Honey duck salad
This Honey Duck salad recipe is a light and refreshing side dish that is perfect for any summer gathering.
- 4 1/2 lb duck defrosted if frozen
- 2 tablespoons clear honey
- 1 tablespoon hot water
- salad garnish
- 2 heads chicory leaves separated
- 1 bunch watercress divided into
- small sprigs
- 2 oranges divided into segments
- 4 tablespoons vegetable oil
- 1 tablespoon tarragon vinegar
- 1 tablespoon fresh orange juice
- pinch of sugar
- 1/2 teaspoon French mustard
- salt and freshly ground black pepper
- Heat the oven to 180°C (350°F) Gas 4.
- Pat the duck dry inside and out with absorbent paper. Prick the skin all over with a fork and sprinkle evenly with salt.

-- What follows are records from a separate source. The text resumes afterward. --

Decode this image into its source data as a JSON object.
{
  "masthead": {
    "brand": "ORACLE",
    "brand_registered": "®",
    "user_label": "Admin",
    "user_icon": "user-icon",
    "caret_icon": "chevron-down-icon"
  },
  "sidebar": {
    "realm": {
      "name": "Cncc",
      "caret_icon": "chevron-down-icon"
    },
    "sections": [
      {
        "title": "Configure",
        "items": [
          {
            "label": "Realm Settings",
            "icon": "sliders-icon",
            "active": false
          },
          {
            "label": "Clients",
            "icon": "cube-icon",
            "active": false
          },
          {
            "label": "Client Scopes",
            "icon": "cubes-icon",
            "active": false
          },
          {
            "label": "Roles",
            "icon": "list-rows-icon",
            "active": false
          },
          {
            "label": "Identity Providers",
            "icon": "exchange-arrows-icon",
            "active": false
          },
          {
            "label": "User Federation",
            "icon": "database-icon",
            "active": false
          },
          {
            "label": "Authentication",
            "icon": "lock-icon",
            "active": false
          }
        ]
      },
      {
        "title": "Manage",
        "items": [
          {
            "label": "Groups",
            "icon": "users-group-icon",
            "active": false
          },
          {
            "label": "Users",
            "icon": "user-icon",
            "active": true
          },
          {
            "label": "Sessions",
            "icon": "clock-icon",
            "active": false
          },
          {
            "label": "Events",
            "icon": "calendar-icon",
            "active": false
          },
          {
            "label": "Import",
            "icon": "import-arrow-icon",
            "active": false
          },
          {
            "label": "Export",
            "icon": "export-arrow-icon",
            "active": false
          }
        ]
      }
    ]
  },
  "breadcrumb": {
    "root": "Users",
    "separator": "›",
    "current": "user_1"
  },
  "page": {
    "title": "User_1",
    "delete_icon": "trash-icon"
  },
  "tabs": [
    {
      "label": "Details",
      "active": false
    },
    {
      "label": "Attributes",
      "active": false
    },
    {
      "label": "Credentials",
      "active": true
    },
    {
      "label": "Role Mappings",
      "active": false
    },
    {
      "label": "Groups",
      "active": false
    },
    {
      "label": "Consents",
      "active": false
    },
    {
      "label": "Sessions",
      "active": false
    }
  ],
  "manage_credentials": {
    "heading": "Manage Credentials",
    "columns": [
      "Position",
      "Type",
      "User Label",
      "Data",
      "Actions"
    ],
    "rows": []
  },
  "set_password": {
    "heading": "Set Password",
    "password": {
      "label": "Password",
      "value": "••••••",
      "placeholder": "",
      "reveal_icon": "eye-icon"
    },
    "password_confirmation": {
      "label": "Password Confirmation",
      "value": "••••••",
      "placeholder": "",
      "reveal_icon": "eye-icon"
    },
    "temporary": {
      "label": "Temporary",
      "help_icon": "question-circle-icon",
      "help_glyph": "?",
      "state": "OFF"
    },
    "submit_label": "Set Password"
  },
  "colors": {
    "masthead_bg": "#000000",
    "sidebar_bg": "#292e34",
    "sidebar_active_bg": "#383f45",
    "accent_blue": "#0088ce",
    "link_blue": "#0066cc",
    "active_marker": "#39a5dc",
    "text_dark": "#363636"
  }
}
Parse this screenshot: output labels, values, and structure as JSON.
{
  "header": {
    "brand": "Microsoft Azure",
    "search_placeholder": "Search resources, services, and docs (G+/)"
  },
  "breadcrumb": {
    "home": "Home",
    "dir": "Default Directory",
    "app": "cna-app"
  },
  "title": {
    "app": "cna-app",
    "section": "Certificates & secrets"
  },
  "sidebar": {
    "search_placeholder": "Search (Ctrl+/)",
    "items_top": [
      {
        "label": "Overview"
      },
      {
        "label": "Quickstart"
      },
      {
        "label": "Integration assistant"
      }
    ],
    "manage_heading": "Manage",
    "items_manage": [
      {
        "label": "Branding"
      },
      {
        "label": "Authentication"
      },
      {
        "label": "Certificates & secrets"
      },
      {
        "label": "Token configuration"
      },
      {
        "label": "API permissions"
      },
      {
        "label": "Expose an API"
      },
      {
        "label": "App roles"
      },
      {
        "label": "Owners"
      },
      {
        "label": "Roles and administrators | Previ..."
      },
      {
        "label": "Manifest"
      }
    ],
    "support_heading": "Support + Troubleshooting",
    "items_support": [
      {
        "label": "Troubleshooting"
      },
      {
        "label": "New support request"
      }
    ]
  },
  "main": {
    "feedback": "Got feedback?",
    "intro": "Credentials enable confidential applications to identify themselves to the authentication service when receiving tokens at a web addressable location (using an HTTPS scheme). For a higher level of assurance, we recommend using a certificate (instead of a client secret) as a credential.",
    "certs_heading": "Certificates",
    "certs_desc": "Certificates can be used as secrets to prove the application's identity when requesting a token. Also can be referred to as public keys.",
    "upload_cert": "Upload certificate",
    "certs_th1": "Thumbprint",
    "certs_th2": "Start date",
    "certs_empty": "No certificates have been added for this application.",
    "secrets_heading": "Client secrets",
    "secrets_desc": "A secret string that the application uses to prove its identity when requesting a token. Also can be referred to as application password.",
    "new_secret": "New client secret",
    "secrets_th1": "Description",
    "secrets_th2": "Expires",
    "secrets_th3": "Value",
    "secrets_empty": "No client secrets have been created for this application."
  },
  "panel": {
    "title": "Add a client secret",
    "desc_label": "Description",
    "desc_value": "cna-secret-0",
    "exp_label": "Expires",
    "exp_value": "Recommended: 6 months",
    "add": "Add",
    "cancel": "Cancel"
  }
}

- Place the duck breast side up, on a rack in a roasting tin. Roast in the oven for 1 hour, then drain off the fat from the tin. Blend the honey with the hot water and brush the duck all over with the mixture.
- Return the honey duck to the oven and roast for a further 1 1/4 hours, basting 2 - 3 times to glaze and brown. Drain the duck over the tin, transfer to a plate and leave until completely cold (3-4 hours).
- Divide the duck into 4. Arrange on a serving dish. Garnish with chicory leaves, watercress sprigs and orange segments.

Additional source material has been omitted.